La pénurie d’infirmières et de préposés aux bénéficiaires est « flagrante » dans le système de santé, dit-il, au point par exemple que l’urgence de l’Hôpital de Gatineau a dû fermer la semaine dernière. « Mais tous les corps de métier sont concernés, et la pénurie continuera d’être importante », ajoute M. Begley, citant par exemple de nombreuses offres d’emploi pour du personnel d’entretien ménager.

« C’est surréaliste », a quant à elle déclaré la députée libérale Christine St-Pierre, porte-parole de l’opposition officielle en matière d’immigration. « Il y a des gens prêts à se dévouer, et on voit que la bureaucratie vient leur couper les ailes », dénonce-t-elle.

Elle note aussi que, même avec de l’expérience et la volonté de poursuivre dans un milieu où les besoins existent, cet homme devra dépenser des centaines de dollars : « C’est absolument aberrant. Je pense qu’on oublie l’être humain là-dedans », a-t-elle dit au Devoir.

Le député Andrés Fontecilla, porte-parole en matière d’immigration pour Québec solidaire, ne mâche pas  ses mots  : « C’est de la rigidité maladive et des tracasseries administratives qui pénalisent le Québec et ce jeune homme. On se prive d’une main-d’œuvre dont on a besoin. »

Il y voit aussi une certaine répétition de ce qui s’est passé pour d’autres personnes à statut migratoire précaire : « On les a accueillis à bras ouverts au plus fort du danger pour s’occuper de nos aînés. Maintenant, on leur dit “vous avez contribué, vous êtes tombés malades, mais on n’a plus besoin de vous. Allez vous chercher un emploi dans un domaine encore plus précaire et mal payé” », déplore-t-il.

« C’est une autre preuve du manque d’adéquation entre les besoins sur le terrain et le fonctionnement des systèmes d’immigration », note quant à elle Claire Launay, vice-présidente exécutive de l’organisation Le Québec c’est nous aussi. Elle invite les deux ordres de gouvernement à davantage de dialogue et à une réflexion nationale.
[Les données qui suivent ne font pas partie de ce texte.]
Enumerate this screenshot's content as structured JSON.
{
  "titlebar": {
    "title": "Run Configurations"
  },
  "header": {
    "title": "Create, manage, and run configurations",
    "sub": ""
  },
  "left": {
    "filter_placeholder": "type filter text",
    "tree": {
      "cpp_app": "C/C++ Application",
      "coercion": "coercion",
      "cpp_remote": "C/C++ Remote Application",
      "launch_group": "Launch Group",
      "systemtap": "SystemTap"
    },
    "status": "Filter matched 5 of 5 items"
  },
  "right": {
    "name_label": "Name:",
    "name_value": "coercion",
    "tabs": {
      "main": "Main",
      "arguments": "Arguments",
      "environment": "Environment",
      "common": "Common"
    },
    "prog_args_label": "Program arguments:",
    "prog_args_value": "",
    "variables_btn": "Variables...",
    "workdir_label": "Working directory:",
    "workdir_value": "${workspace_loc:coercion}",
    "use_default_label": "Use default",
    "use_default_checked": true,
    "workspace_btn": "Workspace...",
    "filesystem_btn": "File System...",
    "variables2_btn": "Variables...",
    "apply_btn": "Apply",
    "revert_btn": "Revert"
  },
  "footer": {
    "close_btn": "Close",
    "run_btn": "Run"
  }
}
Le permis d’études est délivré par le gouvernement fédéral, reconnaissent quant à eux les deux députés provinciaux. Mais Québec s’est privé d’élargir plusieurs programmes d’accès à la résidence permanente, rappelle M. Fontecilla. Mme St-Pierre critique quant à elle le bilan du gouvernement Legault en matière d’immigration, notamment avec l’annulation de 18 000 dossiers déjà ouverts en 2019 et les longs délais pour obtenir la résidence permanente. « Il faut que la ministre se ressaisisse et prenne son leadership, sans quoi la réputation du Québec à l’international va beaucoup en souffrir », conclut la députée.